Bank supervision and consumer protection should not be separated, Federal Reserve Chairman Ben Bernanke said in a letter to a U.S. lawmaker obtained by Reuters on Wednesday regarding the Obama administration's proposal to create a Consumer Financial Protection Agency.
We believe that prudential supervision and consumer compliance supervision are complementary and should not be separated, Bernanke wrote to Republican Representative Spencer Bachus in the letter dated July 28.
Bernanke's statement was one of the clearest signals so far of the Fed's position on the administration's proposal to strip the central bank and other bank regulators of consumer protection duties and centralize them in a new agency.
A stand-alone consumer protection agency is a centerpiece of Obama's redesign of government financial supervision after the financial meltdown. Such an agency would prevent the kinds of risky lending that many analysts believe pushed borrowers into loans they could not repay and contributed to the crisis, the administration says.
However, the Fed has been ambivalent about letting go of consumer protection functions, despite criticism that its light regulatory touch failed to halt harmful practices.

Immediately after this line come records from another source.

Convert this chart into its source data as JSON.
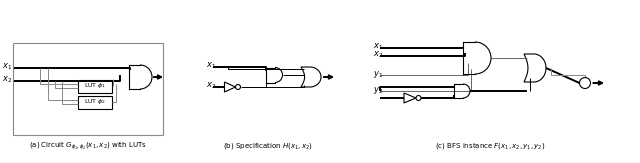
{
  "caption_a": "(a) Circuit $G_{\\phi_1,\\phi_2}(x_1,x_2)$ with LUTs",
  "caption_b": "(b) Specification $H(x_1,x_2)$",
  "caption_c": "(c) BFS instance $F(x_1,x_2,y_1,y_2)$",
  "background_color": "#ffffff",
  "fig_width": 6.4,
  "fig_height": 1.63,
  "dpi": 100
}
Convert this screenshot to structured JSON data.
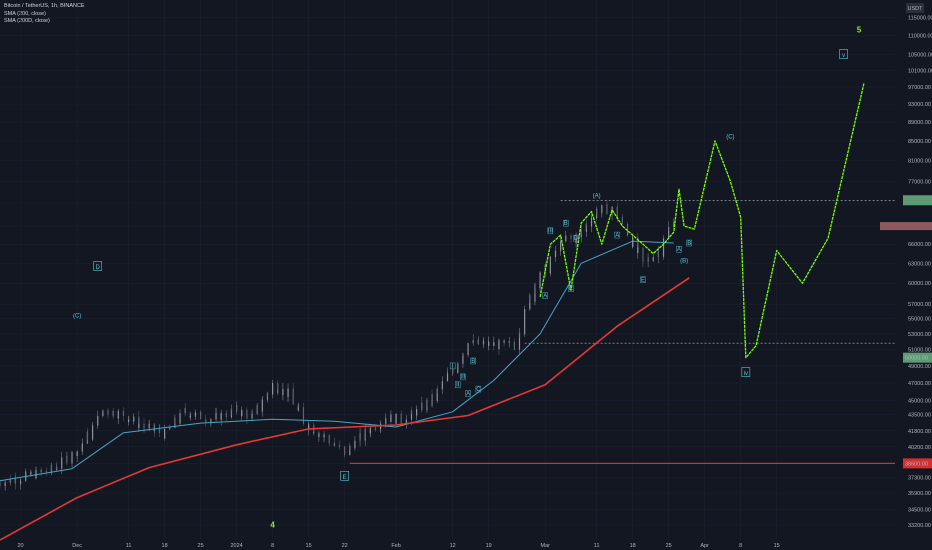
{
  "header": {
    "symbol": "Bitcoin / TetherUS, 1h, BINANCE",
    "indicator1": "SMA (200, close)",
    "indicator2": "SMA (200D, close)"
  },
  "price_axis": {
    "currency_label": "USDT",
    "ticks": [
      "115000.00",
      "110000.00",
      "105000.00",
      "101000.00",
      "97000.00",
      "93000.00",
      "89000.00",
      "85000.00",
      "81000.00",
      "77000.00",
      "73000.00",
      "69000.00",
      "66000.00",
      "63000.00",
      "60000.00",
      "57000.00",
      "55000.00",
      "53000.00",
      "51000.00",
      "49000.00",
      "47000.00",
      "45000.00",
      "43500.00",
      "41800.00",
      "40200.00",
      "38600.00",
      "37300.00",
      "35900.00",
      "34500.00",
      "33200.00",
      "32000.00"
    ],
    "price_tags": [
      {
        "value": "50000.00",
        "color": "#5d9b74"
      },
      {
        "value": "38600.00",
        "color": "#d32f2f"
      }
    ]
  },
  "time_axis": {
    "ticks": [
      "20",
      "Dec",
      "11",
      "18",
      "25",
      "2024",
      "8",
      "15",
      "22",
      "Feb",
      "12",
      "19",
      "Mar",
      "11",
      "18",
      "25",
      "Apr",
      "8",
      "15"
    ]
  },
  "chart_data": {
    "type": "line",
    "title": "Bitcoin / TetherUS, 1h, BINANCE",
    "x_unit": "date",
    "y_scale": "log",
    "ylim": [
      32000,
      120000
    ],
    "xlim": [
      "2023-11-16",
      "2024-05-08"
    ],
    "series": [
      {
        "name": "Bitcoin / TetherUS",
        "color": "#8a8f99",
        "x": [
          "2023-11-16",
          "2023-11-21",
          "2023-11-26",
          "2023-12-01",
          "2023-12-04",
          "2023-12-06",
          "2023-12-10",
          "2023-12-14",
          "2023-12-18",
          "2023-12-22",
          "2023-12-27",
          "2024-01-01",
          "2024-01-04",
          "2024-01-08",
          "2024-01-11",
          "2024-01-14",
          "2024-01-18",
          "2024-01-22",
          "2024-01-26",
          "2024-01-30",
          "2024-02-03",
          "2024-02-08",
          "2024-02-12",
          "2024-02-15",
          "2024-02-20",
          "2024-02-24",
          "2024-02-28",
          "2024-03-01",
          "2024-03-05",
          "2024-03-07",
          "2024-03-11",
          "2024-03-14",
          "2024-03-17",
          "2024-03-20",
          "2024-03-23",
          "2024-03-26"
        ],
        "y": [
          36800,
          37400,
          38000,
          39800,
          42000,
          44000,
          43500,
          42200,
          41500,
          43800,
          43000,
          44000,
          43200,
          46800,
          45800,
          42800,
          41200,
          39600,
          41600,
          43200,
          42900,
          45200,
          48600,
          51800,
          51600,
          51500,
          60000,
          62100,
          67000,
          66800,
          71800,
          71900,
          68000,
          63000,
          64800,
          70500
        ]
      },
      {
        "name": "SMA (200, close)",
        "color": "#4aa3c4",
        "x": [
          "2023-11-16",
          "2023-11-30",
          "2023-12-10",
          "2023-12-25",
          "2024-01-08",
          "2024-01-20",
          "2024-02-01",
          "2024-02-12",
          "2024-02-20",
          "2024-02-29",
          "2024-03-08",
          "2024-03-18",
          "2024-03-26"
        ],
        "y": [
          37000,
          38100,
          41600,
          42600,
          43000,
          42800,
          42200,
          43800,
          47300,
          53000,
          63000,
          66500,
          66200
        ]
      },
      {
        "name": "SMA (200D, close)",
        "color": "#e53935",
        "x": [
          "2023-11-16",
          "2023-12-01",
          "2023-12-15",
          "2024-01-01",
          "2024-01-15",
          "2024-02-01",
          "2024-02-15",
          "2024-03-01",
          "2024-03-15",
          "2024-03-29"
        ],
        "y": [
          32000,
          35500,
          38200,
          40400,
          42000,
          42400,
          43400,
          46800,
          54000,
          60800
        ]
      },
      {
        "name": "",
        "color": "#76ff03",
        "dashed": true,
        "x": [
          "2024-02-29",
          "2024-03-02",
          "2024-03-04",
          "2024-03-06",
          "2024-03-08",
          "2024-03-10",
          "2024-03-12",
          "2024-03-14",
          "2024-03-16",
          "2024-03-18",
          "2024-03-20",
          "2024-03-22",
          "2024-03-24",
          "2024-03-26",
          "2024-03-27",
          "2024-03-28",
          "2024-03-30",
          "2024-04-03",
          "2024-04-06",
          "2024-04-08",
          "2024-04-09",
          "2024-04-11",
          "2024-04-15",
          "2024-04-20",
          "2024-04-25",
          "2024-05-02"
        ],
        "y": [
          58000,
          66000,
          67500,
          59000,
          69500,
          71500,
          66000,
          71800,
          69000,
          67500,
          66000,
          64500,
          66000,
          68000,
          75500,
          69000,
          68500,
          85000,
          77000,
          70500,
          50000,
          51500,
          65000,
          60000,
          67000,
          98000
        ]
      }
    ],
    "wave_labels": [
      "(A)",
      "(B)",
      "(C)",
      "(C)",
      "D",
      "E",
      "5",
      "4",
      "V",
      "IV",
      "I",
      "II",
      "III",
      "A",
      "B",
      "C",
      "D",
      "E",
      "A",
      "B",
      "C",
      "v",
      "iv"
    ],
    "horizontal_levels": [
      73500,
      51800,
      38600
    ]
  }
}
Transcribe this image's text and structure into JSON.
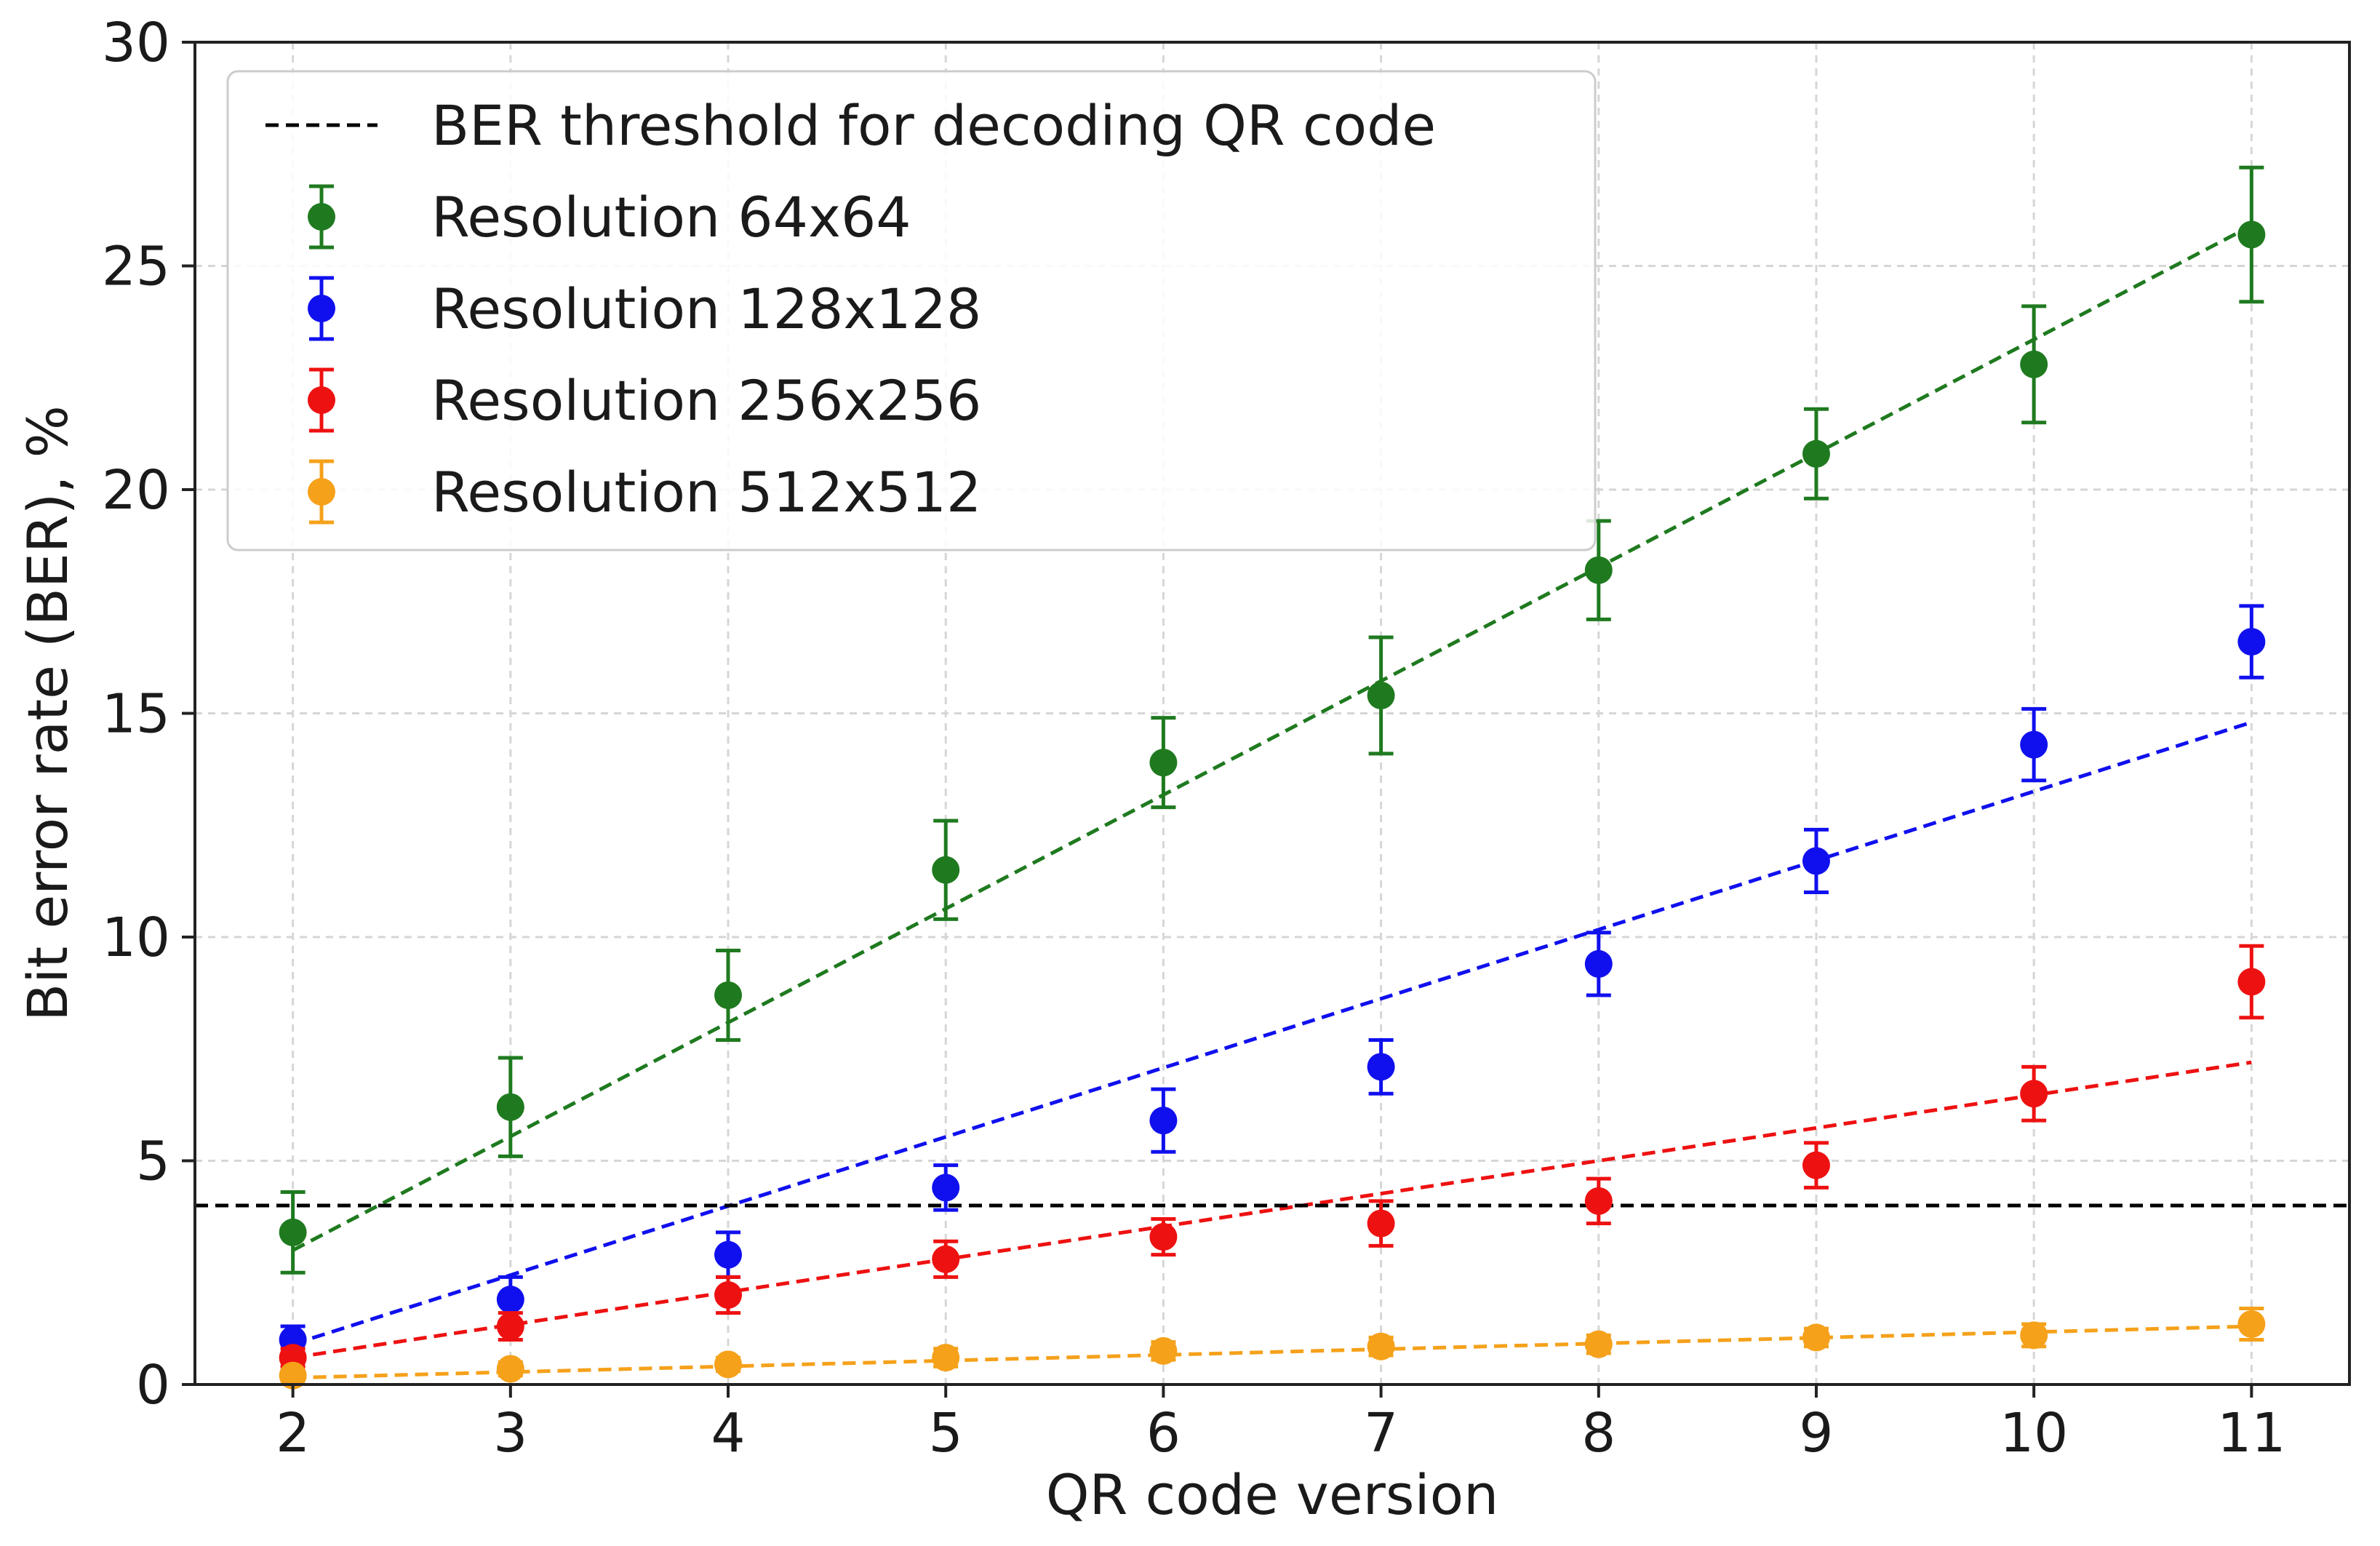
{
  "chart_data": {
    "type": "scatter",
    "xlabel": "QR code version",
    "ylabel": "Bit error rate (BER), %",
    "x": [
      2,
      3,
      4,
      5,
      6,
      7,
      8,
      9,
      10,
      11
    ],
    "xlim": [
      1.55,
      11.45
    ],
    "ylim": [
      0,
      30
    ],
    "xticks": [
      2,
      3,
      4,
      5,
      6,
      7,
      8,
      9,
      10,
      11
    ],
    "yticks": [
      0,
      5,
      10,
      15,
      20,
      25,
      30
    ],
    "grid": true,
    "legend_position": "top-left",
    "threshold": {
      "name": "BER threshold for decoding QR code",
      "value": 4.0,
      "color": "#000000"
    },
    "series": [
      {
        "name": "Resolution 64x64",
        "color": "#1f7a1f",
        "values": [
          3.4,
          6.2,
          8.7,
          11.5,
          13.9,
          15.4,
          18.2,
          20.8,
          22.8,
          25.7
        ],
        "errors": [
          0.9,
          1.1,
          1.0,
          1.1,
          1.0,
          1.3,
          1.1,
          1.0,
          1.3,
          1.5
        ],
        "fit": [
          3.0,
          25.9
        ]
      },
      {
        "name": "Resolution 128x128",
        "color": "#1010ee",
        "values": [
          1.0,
          1.9,
          2.9,
          4.4,
          5.9,
          7.1,
          9.4,
          11.7,
          14.3,
          16.6
        ],
        "errors": [
          0.3,
          0.5,
          0.5,
          0.5,
          0.7,
          0.6,
          0.7,
          0.7,
          0.8,
          0.8
        ],
        "fit": [
          0.9,
          14.8
        ]
      },
      {
        "name": "Resolution 256x256",
        "color": "#ee1111",
        "values": [
          0.6,
          1.3,
          2.0,
          2.8,
          3.3,
          3.6,
          4.1,
          4.9,
          6.5,
          9.0
        ],
        "errors": [
          0.2,
          0.3,
          0.4,
          0.4,
          0.4,
          0.5,
          0.5,
          0.5,
          0.6,
          0.8
        ],
        "fit": [
          0.6,
          7.2
        ]
      },
      {
        "name": "Resolution 512x512",
        "color": "#f5a11a",
        "values": [
          0.2,
          0.35,
          0.45,
          0.6,
          0.75,
          0.85,
          0.9,
          1.05,
          1.1,
          1.35
        ],
        "errors": [
          0.1,
          0.15,
          0.15,
          0.2,
          0.2,
          0.2,
          0.2,
          0.2,
          0.25,
          0.35
        ],
        "fit": [
          0.15,
          1.3
        ]
      }
    ]
  }
}
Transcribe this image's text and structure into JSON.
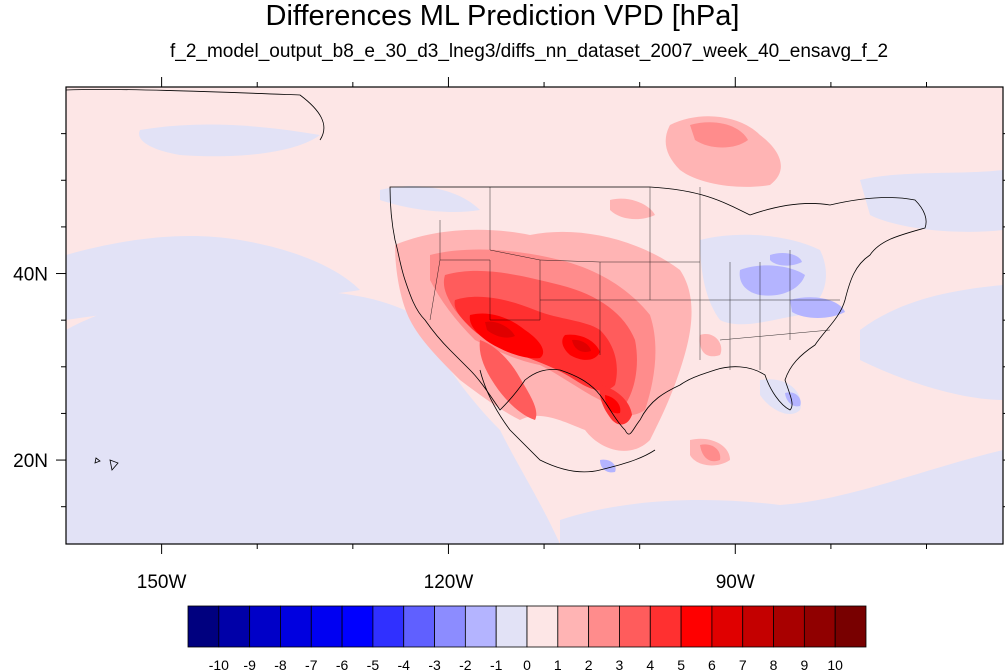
{
  "title": "Differences ML Prediction VPD [hPa]",
  "subtitle": "f_2_model_output_b8_e_30_d3_lneg3/diffs_nn_dataset_2007_week_40_ensavg_f_2",
  "map": {
    "lon_range": [
      -160,
      -62
    ],
    "lat_range": [
      11,
      60
    ],
    "lon_ticks": [
      {
        "value": -150,
        "label": "150W"
      },
      {
        "value": -120,
        "label": "120W"
      },
      {
        "value": -90,
        "label": "90W"
      }
    ],
    "lat_ticks": [
      {
        "value": 40,
        "label": "40N"
      },
      {
        "value": 20,
        "label": "20N"
      }
    ],
    "minor_lon_ticks": [
      -140,
      -130,
      -110,
      -100,
      -80,
      -70
    ],
    "minor_lat_ticks": [
      15,
      25,
      30,
      35,
      45,
      50,
      55
    ],
    "background_color": "#fde6e6"
  },
  "colorbar": {
    "labels": [
      "-10",
      "-9",
      "-8",
      "-7",
      "-6",
      "-5",
      "-4",
      "-3",
      "-2",
      "-1",
      "0",
      "1",
      "2",
      "3",
      "4",
      "5",
      "6",
      "7",
      "8",
      "9",
      "10"
    ],
    "colors": [
      "#00007f",
      "#0000a8",
      "#0000c8",
      "#0000e0",
      "#0000f2",
      "#0000ff",
      "#3030ff",
      "#6060ff",
      "#8c8cff",
      "#b4b4ff",
      "#e2e2f6",
      "#fde6e6",
      "#ffb4b4",
      "#ff8c8c",
      "#ff5c5c",
      "#ff3030",
      "#ff0000",
      "#e00000",
      "#c40000",
      "#a80000",
      "#900000",
      "#780000"
    ]
  }
}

The Federal Reserve has the resources, the structure and the experience to execute an ongoing comprehensive program for effective consumer protection in financial services, Fed Governor Elizabeth Duke told Congress in July.
In his letter, Bernanke acknowledged that an independent consumer protection agency might gain a single-minded focus on shielding users of financial products and might be more inclined to act to deter harmful practices than an agency with a range of responsibilities.
But he also said the Fed believes there are efficiency and information advantages to be gained from housing consumer protection responsibilities in a single agency.